Linksfraktion im Bundestag diskutierte mit Betriebsräten über politische Alternativen
Wie die Linke in Deutschland die nötige Kraft entwickeln kann, um sich dem Neoliberalismus der Regierung, der Parlamentsmehrheit und der Konzerne wirksam entgegenzustellen - von dieser Frage war am Mittwoch die erste Betriebsrätekonferenz der Linksfraktion im Bundestag geprägt. Hoffnungen hefteten sich in der Diskussion zwischen Politikern der Linksfraktion und Betriebsräten an die jeweils andere Seite. Während die Beschäftigtenvertreter beklagten, daß ihre Interessen kaum parlamentarisch vertreten würden, verwies der Vorsitzende der Linksfraktion, Oskar Lafontaine, darauf, daß seine Fraktion immer wieder Gesetzesinitiativen im Interesse der Lohnabhängigen und sozial Schwachen einbringe, die jedoch von den Medien verschwiegen und vom Parlament »abgebügelt« würden. Daher, so Lafontaine, bedürfe es einer Stärkung der Gewerkschaften, um eine sozialere Politik durchzusetzen.Lafontaine stellte parlamentarische Inititativen seiner Fraktion vor, die dazu beitragen sollen. Diese fordere, den Generalstreik im deutschen Arbeitsrecht zu verankern, der die angemessene Antwort auf die ständigen »Entscheidungen der Parlamentsmehrheit gegen die Mehrheit der Bevölkerung« sei und den nötigen politischen Druck für eine andere Politik aufbauen könne.
Desweiteren habe die Linksfraktion den Paragraphen 116 des Arbeitsförderungsgesetzes zur »kalten Aussperrung« wieder in den Bundestag eingebracht, der 1986 zum Nachteil der Lohnabhängigen geändert wurde. Die Aussperrung ist ein Arbeitskampfmittel der Unternehmen, die im Fall eines Streiks auch Teile des Betriebs stillegen, in denen nicht gestreikt wird, so daß die dort Beschäftigten für die Zeit der Stillegung keinen Lohn erhalten. Seit 1986 erhalten sie in der Regel auch kein Kurzarbeitergeld vom Arbeitsamt bzw. der Bundesarbeitsagentur mehr. Durch die massenhaften Lohnausfälle entsteht massiver Druck auf die Gewerkschaften, den Streik zu beenden.
Betriebsräte und Gewerkschafter begrüßten den Vorstoß zum Generalstreik.
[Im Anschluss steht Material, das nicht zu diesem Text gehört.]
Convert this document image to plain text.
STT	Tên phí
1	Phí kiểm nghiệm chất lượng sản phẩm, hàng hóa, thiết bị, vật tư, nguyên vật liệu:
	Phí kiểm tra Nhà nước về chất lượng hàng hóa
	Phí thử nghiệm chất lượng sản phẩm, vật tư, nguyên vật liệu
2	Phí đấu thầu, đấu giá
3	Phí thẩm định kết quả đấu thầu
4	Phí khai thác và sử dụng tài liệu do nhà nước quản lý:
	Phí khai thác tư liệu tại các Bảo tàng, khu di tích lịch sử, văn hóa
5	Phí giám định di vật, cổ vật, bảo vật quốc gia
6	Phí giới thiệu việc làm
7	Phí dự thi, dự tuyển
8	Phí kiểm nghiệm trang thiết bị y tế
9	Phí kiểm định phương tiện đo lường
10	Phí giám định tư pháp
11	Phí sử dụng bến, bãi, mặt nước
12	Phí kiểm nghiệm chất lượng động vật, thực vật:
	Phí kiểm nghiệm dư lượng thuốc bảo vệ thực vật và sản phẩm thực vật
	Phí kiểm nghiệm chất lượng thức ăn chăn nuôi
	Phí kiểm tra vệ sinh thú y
Demonstrationen und Kundgebungen, die oft folgenlos blieben, seien für viele frustrierend und die Beteiligung daher gering, hieß es. Auch sei die Möglichkeit zum Generalstreik von zentraler Bedeutung, um die internationale Vernetzung von Gewerkschaften voranzutreiben und auf europäischer Ebene etwas zu bewegen. Eine Drohung der Lohnabhängigen, »die europäische Ökonomie lahmzulegen«, müsse möglich werden.
Der ver.di-Bereichsleiter Wirtschaftspolitik, Michael Schlecht, übte scharfe Kritik an den »großen Angriffen auf die Sozialsysteme« der letzten Jahre und bekräftigte die Forderung nach einem gesetzlichen Mindestlohn, wie sie auch von der Linksfraktion vertreten wird. Schlecht erinnerte an die großen Hoffnungen, die man 1998 in die Bundesregierung aus SPD und Grünen gesetzt hätten, und forderte daher von den Gewerkschaften, »politische Autonomie« zu entwickeln, statt einem politischen Bündnispartner zu vertrauen. Zuvor hatte Oskar Lafontaine in seiner Rede für mehr Unterstützung der Linkspartei durch die Gewerkschaften geworben.